Yacht Club de Monaco member Oren Nataf is truly passionate about sailing. Having won the Bailli de Suffren four times and come 2nd in the last Transat Classique on his 1963 Stephens design Stiren, which led him to be nominated at the 2019 YCM Awards, he has now set himself another challenge: to compete in the 2022 Route du Rhum. At the end of July during a training session at night, sailing double-handed with the highly experienced Sidney Gavignet, he had the fright of his life.
They were sailing 60 nautical miles off Ouessant when the starboard beam on his Multi50 Gamin broke, dismasting the 50-foot trimaran.
“I’d just changed watch with Sidney at 00.30am, it was blowing 22-knots from the north-west, we had two reefs in the mainsail and had set the staysail, the centreboards were midway; the boat was light enough in the waves. The swell was big with at least 3m troughs. As we came down behind a wave, the leeward beam broke and the boat just lay down. I was alone on the bridge at the helm. It all happened so quickly. I was afraid the boat would give way. I was able to get into the centre hull by the main hatch, water was already coming in through the portholes, and then the mast broke. We had therefore lost our VHF. We switched on our two interior and exterior beacons, which emit a radio signal and flashes. We kept our grab bag containing flares close to hand,” explains Oren Nataf.
He goes on: “It was a very, very long wait not knowing if anyone was picking up our distress signals. Around two hours later, a helicopter finally appeared but judged it to be too dangerous to rescue us in view of the waves. An English navy ship then came on the scene. We jumped into the water and swam to the boat which, with difficulty, hoisted us on board and dropped us off in the Scilly Isles”.

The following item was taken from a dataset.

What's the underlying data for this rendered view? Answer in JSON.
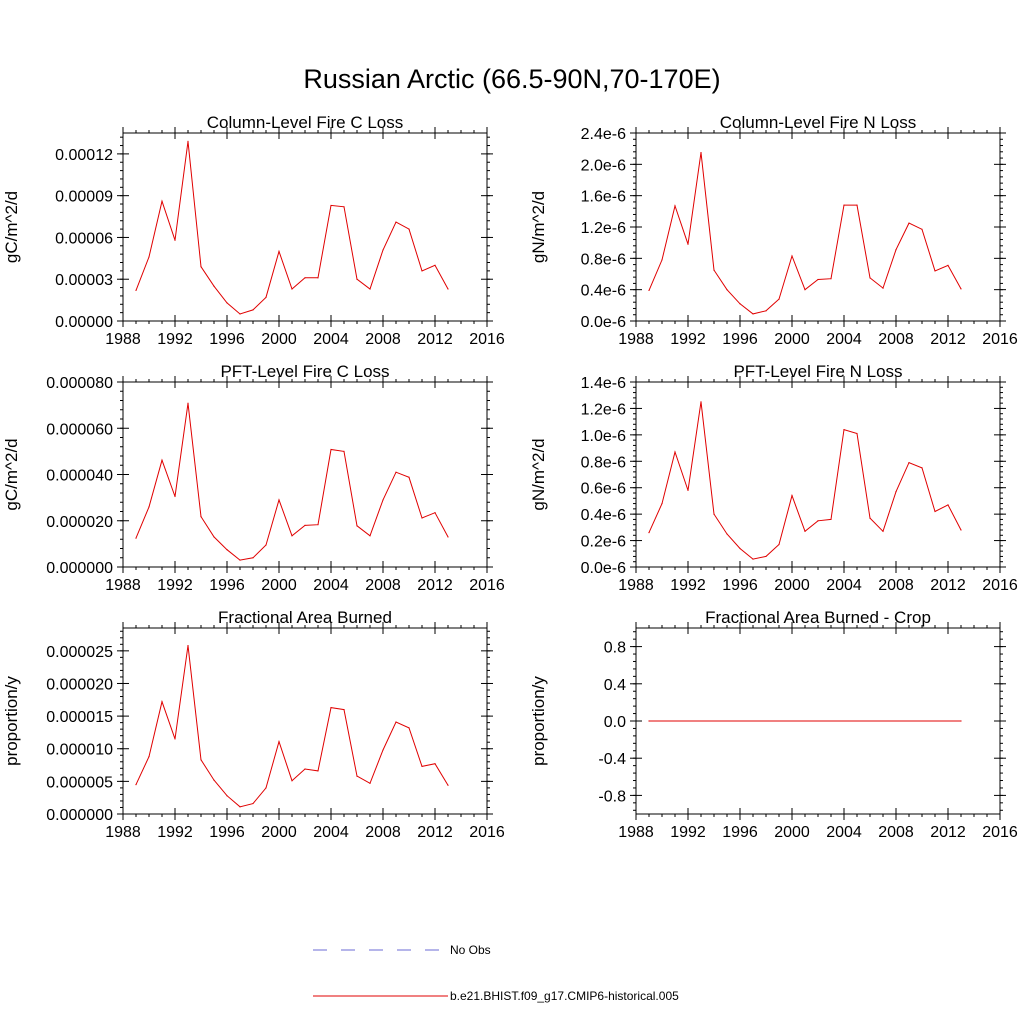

The next day, a boat chartered by the insurance company arrived to pick up the trimaran and take it back to Brittany. “With the mast and boom in the water, we couldn’t proceed very quickly. We had to tow it for 30 hours at 3 knots to avoid doing any more damage,” says Oren.
Given the boat’s pedigree, the Monegasque resident could not abandon the multi-hull, built in 1991 by Bruno Louit to a Jean-Pierre Brouns and Patrice Gaudry design, a feisty boat that has competed in no less than six Route du Rhum races and won it three times in the Rhum Multi category.
It seems the experience has only served to stiffen his resolve to be on the starting line of the Route du Rhum 2022.